Bei der Betrachtung des verfügbaren Einkommens je Einwohner ist generell festzuhalten, dass die Bundesländerniveaus – im Gegensatz zu jenen des BRP’s je Einwohner näher beieinander liegen. Das höchste verfügbare Einkommen je Einwohner hatten 2008 die Niederösterreichischen Haushalte mit  20.700 Euro zur Verfügung. Danach folgten die Bundesländer Wien, Salzburg und Oberösterreich mit Pro-Kopf-Werten zwischen 20.600 und 20.200 Euro. Kärnten und die Steiermark lagen hingegen hinsichtlich des verfügbaren Einkommens je Einwohner mit 19.000 Euro bzw. 19.400 Euro an letzter Stelle.

Betrachtet man das Arbeitnehmerentgelt je Arbeitnehmer (bezieht sich hier auf den Arbeitsort) lag natürlich Wien 2008 an der Spitze mit 45.200 Euro, gefolgt von Vorarlberg (38.500 Euro) und Oberösterreich (38.400 Euro). Auf den hinteren Rängen sind wiederum das Burgenland mit 33.200 Euro und die Bundesländer Tirol, Niederösterreich, Steiermark und Salzburg mit Werten zwischen 36.000 Euro und 36.400 Euro zu finden.

Die höchsten Veränderungsraten des BRP pro Einwohner seit 1995 konnten 2008 in Oberösterreich (63,2) und im Burgenland (59,6%) beobachtet werden, während Wien mit 40,5% am weitesten unter dem österreichischen Durchschnitt von 54,6% lag. Die höchsten regionalen Forschungsquoten im Bundesländervergleich verzeichnete 2007 die Steiermark mit 4,27% des BIP, gefolgt von Wien mit 3,23%. Die niedrigsten Forschungsquoten wiesen das Burgenland (0,59%) sowie Salzburg mit 1,22% auf.

Mit rund 20% oder 6.080 Betrieben stellte Oberösterreich 2009 den größten Anteil an Industriebetrieben (ÖNACE 2008 B bis E) in Österreich. Dabei lag Oberösterreich mit einer Betriebsdichte von 4,3 Industriebetrieben pro 1.000 Einwohner an dritter Stelle hinter Vorarlberg (5,3) und Salzburg (4,5), aber deutlich über dem österreichischen Durchschnitt von 3,6 Industriebetrieben pro 1.000 Einwohner.
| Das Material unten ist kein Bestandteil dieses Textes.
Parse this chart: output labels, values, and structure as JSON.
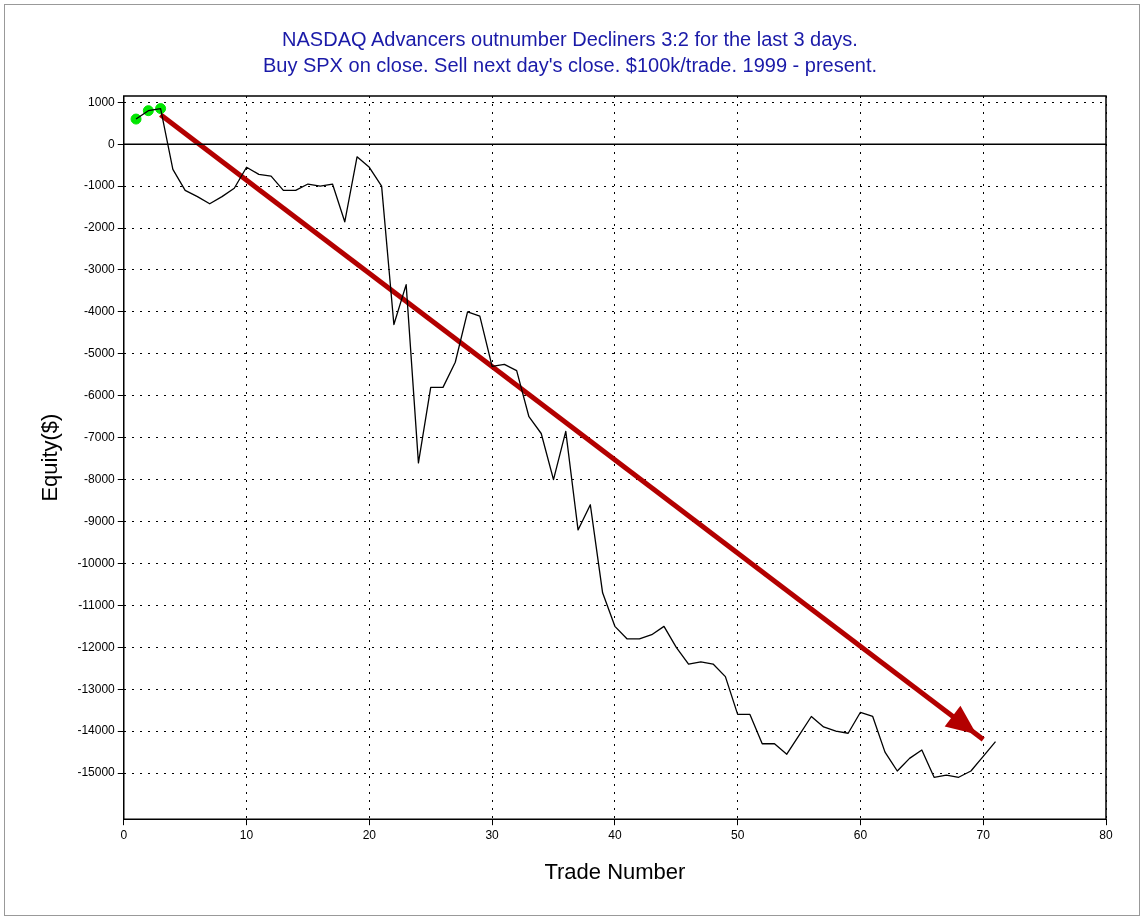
{
  "chart_data": {
    "type": "line",
    "title": "NASDAQ Advancers outnumber Decliners 3:2 for the last 3 days.",
    "subtitle": "Buy SPX on close. Sell next day's close. $100k/trade. 1999 - present.",
    "xlabel": "Trade Number",
    "ylabel": "Equity($)",
    "xlim": [
      0,
      80
    ],
    "xticks": [
      0,
      10,
      20,
      30,
      40,
      50,
      60,
      70,
      80
    ],
    "ylim": [
      -16100,
      1150
    ],
    "yticks": [
      1000,
      0,
      -1000,
      -2000,
      -3000,
      -4000,
      -5000,
      -6000,
      -7000,
      -8000,
      -9000,
      -10000,
      -11000,
      -12000,
      -13000,
      -14000,
      -15000
    ],
    "grid": true,
    "legend": false,
    "line_style": "solid",
    "ref_lines": [
      {
        "axis": "y",
        "value": 0,
        "color": "#000000",
        "line_style": "solid"
      }
    ],
    "series": [
      {
        "type": "line",
        "color": "#000000",
        "marker": "none",
        "x": [
          1,
          2,
          3,
          4,
          5,
          6,
          7,
          8,
          9,
          10,
          11,
          12,
          13,
          14,
          15,
          16,
          17,
          18,
          19,
          20,
          21,
          22,
          23,
          24,
          25,
          26,
          27,
          28,
          29,
          30,
          31,
          32,
          33,
          34,
          35,
          36,
          37,
          38,
          39,
          40,
          41,
          42,
          43,
          44,
          45,
          46,
          47,
          48,
          49,
          50,
          51,
          52,
          53,
          54,
          55,
          56,
          57,
          58,
          59,
          60,
          61,
          62,
          63,
          64,
          65,
          66,
          67,
          68,
          69,
          70,
          71
        ],
        "values": [
          600,
          800,
          850,
          -600,
          -1100,
          -1250,
          -1420,
          -1250,
          -1050,
          -550,
          -720,
          -760,
          -1100,
          -1100,
          -950,
          -1000,
          -950,
          -1850,
          -300,
          -550,
          -1000,
          -4300,
          -3350,
          -7600,
          -5800,
          -5800,
          -5200,
          -4000,
          -4100,
          -5300,
          -5250,
          -5400,
          -6500,
          -6900,
          -8000,
          -6850,
          -9200,
          -8600,
          -10700,
          -11500,
          -11800,
          -11800,
          -11700,
          -11500,
          -12000,
          -12400,
          -12350,
          -12400,
          -12700,
          -13600,
          -13600,
          -14300,
          -14300,
          -14550,
          -14100,
          -13650,
          -13900,
          -14000,
          -14050,
          -13550,
          -13650,
          -14500,
          -14950,
          -14650,
          -14450,
          -15100,
          -15050,
          -15100,
          -14950,
          -14600,
          -14250
        ]
      },
      {
        "type": "scatter",
        "color": "#00e600",
        "marker": "circle",
        "x": [
          1,
          2,
          3
        ],
        "values": [
          600,
          800,
          850
        ]
      },
      {
        "type": "line",
        "color": "#b30000",
        "marker": "none",
        "x": [
          3,
          70
        ],
        "values": [
          700,
          -14200
        ]
      }
    ]
  }
}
Mit rund 161.000 Erwerbstätigen oder 23,6% war 2010 in Oberösterreich auch der größte Teil der Erwerbstätigen in der Industrie beschäftigt, gefolgt von Niederösterreich mit ca. 124.000 (18,2%) und der Steiermark mit rund 117.000 (17,2%) Erwerbstätigen. Mit 18.335 Erwerbstätigen oder 2,7% bildete das Burgenland das Schlusslicht dieser Aufstellung. Die oberösterreichische Industrie (ÖNACE 2003 C-E) erwirtschaftete im Jahr 2008 eine Bruttowertschöpfung von 14,2 Mrd. Euro und leistete damit fast 24% des gesamtösterreichischen Industrievolumens von 59,5 Mrd. Euro. Mit 10,4 bzw. 9,2 Mrd. Euro erzielten Niederösterreich und die Steiermark 2008 den zweit- bzw. drittgrößten Anteil an der gesamtösterreichischen industriellen Bruttowertschöpfung.

Die rund 30.000 österreichischen Baubetriebe (ÖNACE 2008: F) beschäftigten 2009 354.159 Erwerbstätige. Die durchschnittliche Zahl an Baubetrieben pro 1.000 Einwohner lag 2009 österreichweit bei 3,6. Die größte Zahl an Baubetrieben war in Niederösterreich (17,5%)beheimatet, gefolgt von Wien (17,3%) und Oberösterreich (15,6%). Ein etwas anderes Bild zeigt sich bei der Verteilung der Erwerbstätigen im Bauwesen im Jahr 2010. Hier stellt Oberösterreich den größten Teil mit 19,8%, gefolgt von Niederösterreich (17,6%) und Wien (15,9%). Die höchste Dichte an Baubetrieben gab es 2009 in Tirol und Salzburg (je 4,5), Vorarlberg (4,4) und dem Burgenland mit 4,3. Betrachtet man die Bruttowertschöpfung zu Herstellungspreisen so leisteten Oberösterreich und Niederösterreich mit je 3,4 Mrd. Euro und Wien mit 3,0 Mrd. Euro im Jahr 2008 den größten Anteil der österreichischen Bruttowertschöpfung im Bauwesen (ÖNACE 2003 F), die insgesamt 18,1 Mrd. Euro betrug.

Hinsichtlich der Zahl der Handelsbetriebe lag 2009 Niederösterreich (13.946 Betriebe) hinter Wien (15.574 Betriebe) an zweiter Stelle, dennoch stellte Niederösterreich den größten Teil der Erwerbstätigen im österreichischen Handel mit rund 136.000. Die höchste Dichte an Handelsbetrieben war in Salzburg mit 11,0 Handelsbetrieben pro 1.000 Einwohner zu finden, gefolgt von Wien mit 9,2. Schlusslicht bildete hier die Steiermark mit 8,0 Betrieben pro 1.000 Einwohner. 2008 erwirtschaftete Wien mit einer Bruttowertschöpfung von 10,1 Mrd. Euro alleine rund 30% des österreichischen Gesamtvolumens im Handel (ÖNACE 2003 G).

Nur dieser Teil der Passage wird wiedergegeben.